Access Pharma is currently developing cobalamin-based oral insulin to treat type 2 diabetes, the company announced.
Access’ patented Cobalamin technology utilizes the body’s natural vitamin B12 oral uptake to facilitate oral absorption of pharmaceuticals by a “Trojan horse” mechanism.
This technology platform provides Access with the ability to develop a number of different formulations with improved benefits for various disease applications.
In addition to insulin, Access has applied this technology to human growth hormone (HGH) and resulted in a formulation demonstrating efficacy that represents of over 25% improvement in weight gain, when given orally in an established animal model.
Access continues to move its insulin and HGH products towards clinical development, while submitting additional patents surrounding both formulations.
Access Pharma signed a collaborative development agreement with bioRASI, LLC, a full-service global CRO specializing in the accelerated development of novel therapeutics, to facilitate clinical development for its Cobalamin-based oral insulin and other Cobalamin-based products.
A major focus of this programme will be a first-in-man study for Access’ oral insulin product.
The collaboration agreement comes on the heels of the company’s recent announcement confirming significant oral bioavailability of the Cobalamin-based insulin, greater than 80 per cent of that achieved through insulin injection, in two different animal species models.
bioRASI will utilize its Translational Clinical Development Process which has demonstrated the ability to generate high quality human proof-of-principle data very quickly and cost-effectively, particularly in the Russian Federation.
Under the agreement, bioRASI will implement the development program necessary to initiate the first-in-man study in Russia and satisfy all regulatory requirements through approval.
Preclinical and clinical studies will be conducted at highly-respected research facilities within Russian Federation and will follow the International Conference on Harmonisation of Technical Requirements for Registration of Pharmaceuticals for Human Use (ICH) guidelines to support regulatory submissions in Europe, Japan and the United States.
While facilitating the studies and satisfying all necessary regulatory requirements for the program, bioRASI will also assist Access in finding partners for oral insulin and other Cobalamin-based products in Russia and other Eastern European and CIS countries.
Access has the option to extend the agreement to additional Cobalamin-based products following a similar development pathway. At a future time the Parties may agree for bioRASI to take an equity position in Access for some or all of the expenses associated with this project.
“We believe our Cobalamin drug delivery technology has been an undervalued part of our portfolio and we look forward to demonstrating its true value,” stated Jeffrey Davis, Access Pharmaceuticals’ president and CEO.
bioRASI is a full-service global CRO specializing in the accelerated development of novel therapeutics through its close collaboration with the Russian Academy of Sciences and extensive experience with Russian and other Eastern European regulatory systems.
Several companies, including India’s Biocon, are currently in the process of making oral formulation of insulin.
Insulin pill, currently being developed by India’s biggest biotechnology company Biocon, plans to begin commercial production within 18 months, stated Biocon’s managing director Kiran Mazumdar- Shaw, in an interview given to a leading newswire.

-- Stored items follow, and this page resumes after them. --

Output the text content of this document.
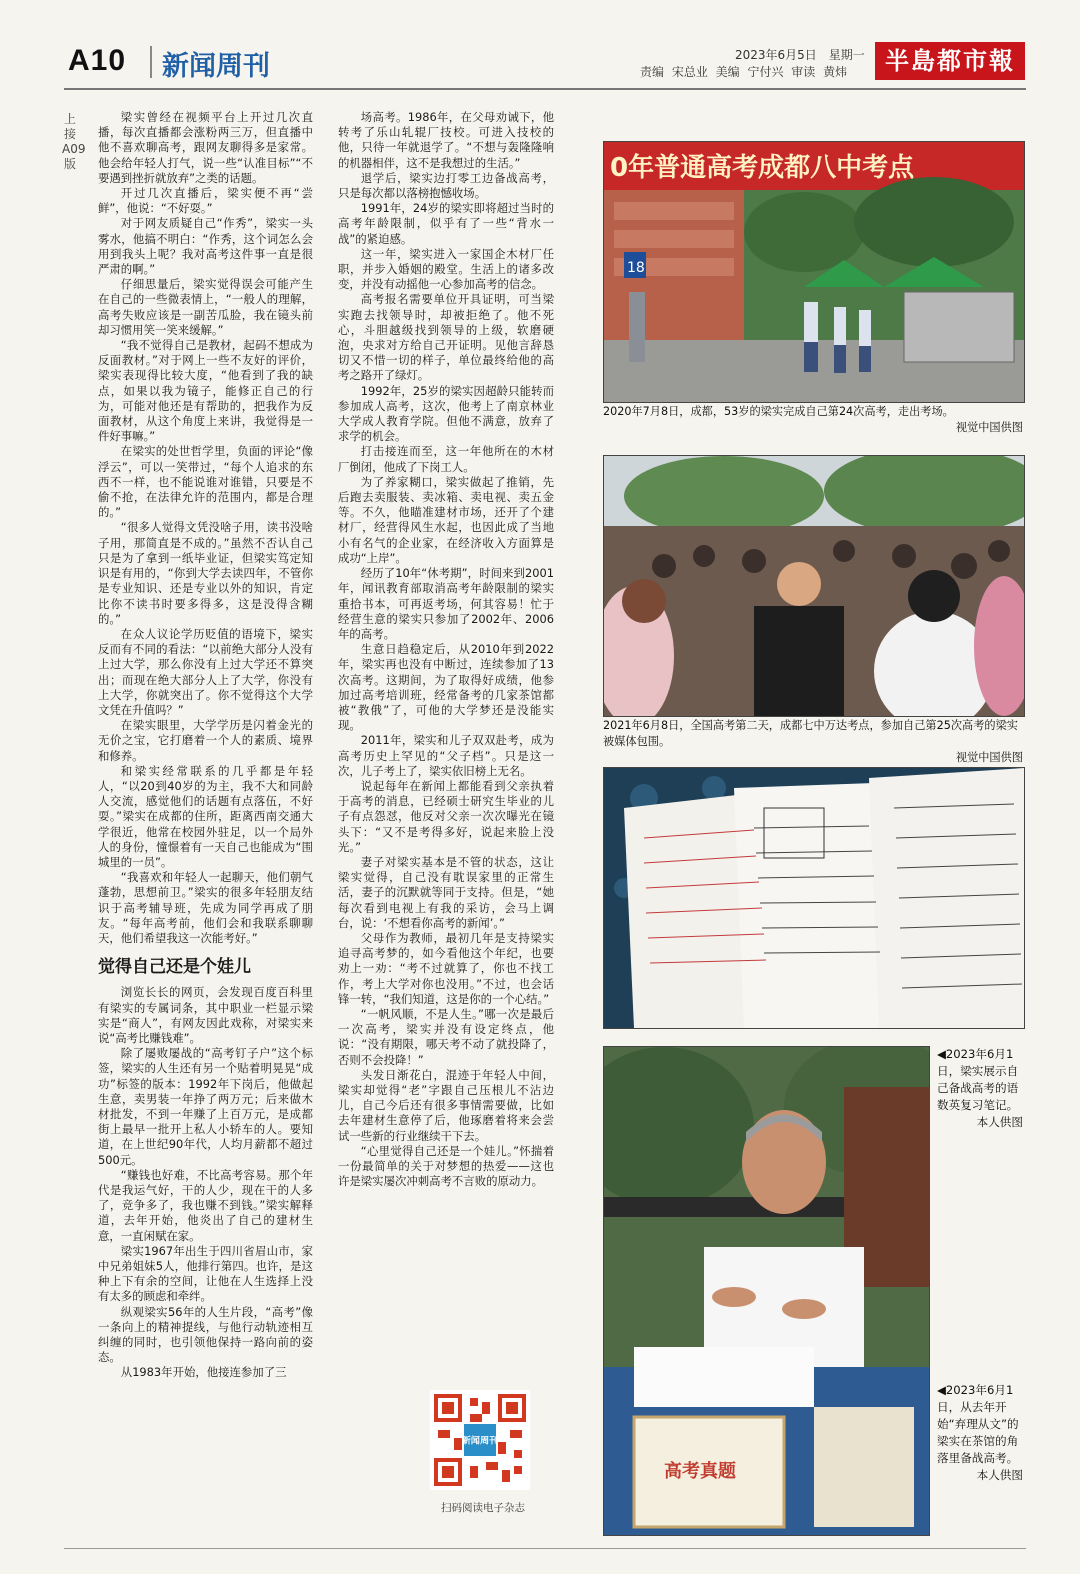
A10 新闻周刊	2023年6月5日　星期一
责编 宋总业 美编 宁付兴 审读 黄炜	半島都市報
上接A09版

梁实曾经在视频平台上开过几次直播，每次直播都会涨粉两三万，但直播中他不喜欢聊高考，跟网友聊得多是家常。他会给年轻人打气，说一些“认准目标”“不要遇到挫折就放弃”之类的话题。

开过几次直播后，梁实便不再“尝鲜”，他说：“不好耍。”

对于网友质疑自己“作秀”，梁实一头雾水，他搞不明白：“作秀，这个词怎么会用到我头上呢？我对高考这件事一直是很严肃的啊。”

仔细思量后，梁实觉得误会可能产生在自己的一些微表情上，“一般人的理解，高考失败应该是一副苦瓜脸，我在镜头前却习惯用笑一笑来缓解。”

“我不觉得自己是教材，起码不想成为反面教材。”对于网上一些不友好的评价，梁实表现得比较大度，“他看到了我的缺点，如果以我为镜子，能修正自己的行为，可能对他还是有帮助的，把我作为反面教材，从这个角度上来讲，我觉得是一件好事嘛。”

在梁实的处世哲学里，负面的评论“像浮云”，可以一笑带过，“每个人追求的东西不一样，也不能说谁对谁错，只要是不偷不抢，在法律允许的范围内，都是合理的。”

“很多人觉得文凭没啥子用，读书没啥子用，那简直是不成的。”虽然不否认自己只是为了拿到一纸毕业证，但梁实笃定知识是有用的，“你到大学去读四年，不管你是专业知识、还是专业以外的知识，肯定比你不读书时要多得多，这是没得含糊的。”

在众人议论学历贬值的语境下，梁实反而有不同的看法：“以前绝大部分人没有上过大学，那么你没有上过大学还不算突出；而现在绝大部分人上了大学，你没有上大学，你就突出了。你不觉得这个大学文凭在升值吗？”

在梁实眼里，大学学历是闪着金光的无价之宝，它打磨着一个人的素质、境界和修养。

和梁实经常联系的几乎都是年轻人，“以20到40岁的为主，我不大和同龄人交流，感觉他们的话题有点落伍，不好耍。”梁实在成都的住所，距离西南交通大学很近，他常在校园外驻足，以一个局外人的身份，憧憬着有一天自己也能成为“围城里的一员”。

“我喜欢和年轻人一起聊天，他们朝气蓬勃，思想前卫。”梁实的很多年轻朋友结识于高考辅导班，先成为同学再成了朋友。“每年高考前，他们会和我联系聊聊天，他们希望我这一次能考好。”

觉得自己还是个娃儿

浏览长长的网页，会发现百度百科里有梁实的专属词条，其中职业一栏显示梁实是“商人”，有网友因此戏称，对梁实来说“高考比赚钱难”。

除了屡败屡战的“高考钉子户”这个标签，梁实的人生还有另一个贴着明晃晃“成功”标签的版本：1992年下岗后，他做起生意，卖男装一年挣了两万元；后来做木材批发，不到一年赚了上百万元，是成都街上最早一批开上私人小轿车的人。要知道，在上世纪90年代，人均月薪都不超过500元。

“赚钱也好难，不比高考容易。那个年代是我运气好，干的人少，现在干的人多了，竞争多了，我也赚不到钱。”梁实解释道，去年开始，他炎出了自己的建材生意，一直闲赋在家。

梁实1967年出生于四川省眉山市，家中兄弟姐妹5人，他排行第四。也许，是这种上下有余的空间，让他在人生选择上没有太多的顾虑和牵绊。

纵观梁实56年的人生片段，“高考”像一条向上的精神提线，与他行动轨迹相互纠缠的同时，也引领他保持一路向前的姿态。

从1983年开始，他接连参加了三

场高考。1986年，在父母劝诫下，他转考了乐山轧辊厂技校。可进入技校的他，只待一年就退学了。“不想与轰隆隆响的机器相伴，这不是我想过的生活。”

退学后，梁实边打零工边备战高考，只是每次都以落榜抱憾收场。

1991年，24岁的梁实即将超过当时的高考年龄限制，似乎有了一些“背水一战”的紧迫感。

这一年，梁实进入一家国企木材厂任职，并步入婚姻的殿堂。生活上的诸多改变，并没有动摇他一心参加高考的信念。

高考报名需要单位开具证明，可当梁实跑去找领导时，却被拒绝了。他不死心，斗胆越级找到领导的上级，软磨硬泡，央求对方给自己开证明。见他言辞恳切又不惜一切的样子，单位最终给他的高考之路开了绿灯。

1992年，25岁的梁实因超龄只能转而参加成人高考，这次，他考上了南京林业大学成人教育学院。但他不满意，放弃了求学的机会。

打击接连而至，这一年他所在的木材厂倒闭，他成了下岗工人。

为了养家糊口，梁实做起了推销，先后跑去卖服装、卖冰箱、卖电视、卖五金等。不久，他瞄准建材市场，还开了个建材厂，经营得风生水起，也因此成了当地小有名气的企业家，在经济收入方面算是成功“上岸”。

经历了10年“休考期”，时间来到2001年，闻讯教育部取消高考年龄限制的梁实重拾书本，可再返考场，何其容易！忙于经营生意的梁实只参加了2002年、2006年的高考。

生意日趋稳定后，从2010年到2022年，梁实再也没有中断过，连续参加了13次高考。这期间，为了取得好成绩，他参加过高考培训班，经常备考的几家茶馆都被“教俄”了，可他的大学梦还是没能实现。

2011年，梁实和儿子双双赴考，成为高考历史上罕见的“父子档”。只是这一次，儿子考上了，梁实依旧榜上无名。

说起每年在新闻上都能看到父亲执着于高考的消息，已经硕士研究生毕业的儿子有点怨怼，他反对父亲一次次曝光在镜头下：“又不是考得多好，说起来脸上没光。”

妻子对梁实基本是不管的状态，这让梁实觉得，自己没有耽误家里的正常生活，妻子的沉默就等同于支持。但是，“她每次看到电视上有我的采访，会马上调台，说：‘不想看你高考的新闻’。”

父母作为教师，最初几年是支持梁实追寻高考梦的，如今看他这个年纪，也要劝上一劝：“考不过就算了，你也不找工作，考上大学对你也没用。”不过，也会话锋一转，“我们知道，这是你的一个心结。”

“一帆风顺，不是人生。”哪一次是最后一次高考，梁实并没有设定终点，他说：“没有期限，哪天考不动了就投降了，否则不会投降！”

头发日渐花白，混迹于年轻人中间，梁实却觉得“老”字跟自己压根儿不沾边儿，自己今后还有很多事情需要做，比如去年建材生意停了后，他琢磨着将来会尝试一些新的行业继续干下去。

“心里觉得自己还是一个娃儿。”怀揣着一份最简单的关于对梦想的热爱——这也许是梁实屡次冲刺高考不言败的原动力。

0年普通高考成都八中考点
18
2020年7月8日，成都，53岁的梁实完成自己第24次高考，走出考场。
视觉中国供图
2021年6月8日，全国高考第二天，成都七中万达考点，参加自己第25次高考的梁实被媒体包围。
视觉中国供图
高考真题
◀2023年6月1日，梁实展示自己备战高考的语数英复习笔记。
本人供图
◀2023年6月1日，从去年开始“弃理从文”的梁实在茶馆的角落里备战高考。
本人供图
新闻周刊
扫码阅读电子杂志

Danish firm Novo Nordisk A/S has already begun first in man studies for its experimental insulin pill which pill replace the routine injection for diabetics even as India’s Biocon is completing its version of oral insulin for scheduled launch in next 18 months.
Access Pharmaceuticals is an emerging biopharmaceutical company that develops and commercializes proprietary products for the treatment and supportive care of cancer patients.
Access’ products include ProLindac, currently in Phase II clinical testing of patients with ovarian cancer, and MuGard for the management of patients with mucositis.
The company also has other advanced drug delivery technologies including Cobalamin-mediated targeted delivery and oral drug delivery, its proprietary nanopolymer delivery technology based on the natural vitamin B12 uptake mechanism and Thiarabine, a new generation nucleoside analog which has demonstrated both pre-clinical and clinical activity in certain cancers.